The body's internal clock is a highly sensitive mechanism able to anticipate changes in the environment and regulate a host of body functions, from sleep patterns to metabolism and behaviour.
Disruption of these "circadian" rhythms have been shown to be linked with insomnia, depression, heart disease, cancer and neurodegenerative disorders.
What's neat about cAMP is that it is very easily controlled by different medicines and compounds Dr Michael Hastings, study leader |
At the beginning of the circadian day, genes are switched on which then produce proteins which in turn go on to switch off the same genes at the end of the day.

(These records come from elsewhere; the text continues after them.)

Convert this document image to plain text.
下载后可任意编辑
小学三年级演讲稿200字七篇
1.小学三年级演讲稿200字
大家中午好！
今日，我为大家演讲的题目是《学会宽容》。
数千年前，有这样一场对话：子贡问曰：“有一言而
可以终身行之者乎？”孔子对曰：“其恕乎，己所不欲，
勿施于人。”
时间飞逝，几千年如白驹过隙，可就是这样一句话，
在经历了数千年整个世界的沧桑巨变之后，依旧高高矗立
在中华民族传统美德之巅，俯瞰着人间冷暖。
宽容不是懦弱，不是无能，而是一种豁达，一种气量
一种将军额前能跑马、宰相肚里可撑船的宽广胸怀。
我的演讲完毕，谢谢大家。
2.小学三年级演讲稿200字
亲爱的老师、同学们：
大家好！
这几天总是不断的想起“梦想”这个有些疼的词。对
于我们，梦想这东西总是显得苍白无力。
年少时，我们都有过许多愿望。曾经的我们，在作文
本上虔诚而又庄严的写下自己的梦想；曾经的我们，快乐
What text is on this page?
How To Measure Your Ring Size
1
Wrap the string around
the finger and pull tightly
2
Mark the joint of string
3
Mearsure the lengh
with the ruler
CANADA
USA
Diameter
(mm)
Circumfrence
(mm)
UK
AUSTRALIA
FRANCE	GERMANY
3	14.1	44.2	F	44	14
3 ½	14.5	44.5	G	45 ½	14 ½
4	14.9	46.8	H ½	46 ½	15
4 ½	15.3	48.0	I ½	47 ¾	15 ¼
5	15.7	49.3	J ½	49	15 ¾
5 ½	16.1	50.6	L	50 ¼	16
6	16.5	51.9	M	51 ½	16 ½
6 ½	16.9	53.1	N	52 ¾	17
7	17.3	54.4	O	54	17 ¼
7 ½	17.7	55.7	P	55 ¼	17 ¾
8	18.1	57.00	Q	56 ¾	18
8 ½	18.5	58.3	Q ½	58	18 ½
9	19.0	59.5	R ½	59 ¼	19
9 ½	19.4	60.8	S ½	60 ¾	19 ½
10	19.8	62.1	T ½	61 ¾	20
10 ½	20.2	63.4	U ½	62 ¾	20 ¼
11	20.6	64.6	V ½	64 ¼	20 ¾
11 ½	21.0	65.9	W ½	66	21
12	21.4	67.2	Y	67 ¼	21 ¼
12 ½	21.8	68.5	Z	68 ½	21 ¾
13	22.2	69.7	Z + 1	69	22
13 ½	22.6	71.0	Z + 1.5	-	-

The proteins are broken down over the circadian night and the process starts all over again in the morning.
Researchers at the Medical Research Council Laboratory of Molecular Biology discovered that cAMP not only helps regulate the production of these proteins but that its own rhythm is also regulated by this "loop".
In laboratory experiments in cells the proteins were engineered to light up so the researchers could easily monitor the circadian rhythms depending on how much protein was present dependent on the activity of cAMP.
Slow down
Study leader Dr Michael Hastings said in mice who by a quirk of genetics had a 20-hr body clock, they were able to reset the clock to 24 hours by using known compounds that are known to slow down the action of cAMP.
"What's neat about cAMP is that it is very easily controlled by different medicines and compounds."
He added the MRC had filed a patent for developing ways to manipulate cAMP with regards to body clock but there were 15 to 20 years of experiments before any drug would be available for human use.
"If you're flying to California it takes eight to nine hours and the body clock can adjust by one hour for each day so it takes about a week and then you have to come back.
"What we need to do is slow down the clock for that first day from 24 to 36 hours so you would already be in sync with California time," he said.
Dr Neil Stanley, a sleep expert at Norwich University Hospital, said the body clock was an incredibly complex system.
"This is very interesting from a biological basis but the perils and pitfalls of trying to develop new methods for regulation of sleep are great.
"For example melatonin hasn't really fulfilled its promise and it's been harder to use it usefully than people once hoped."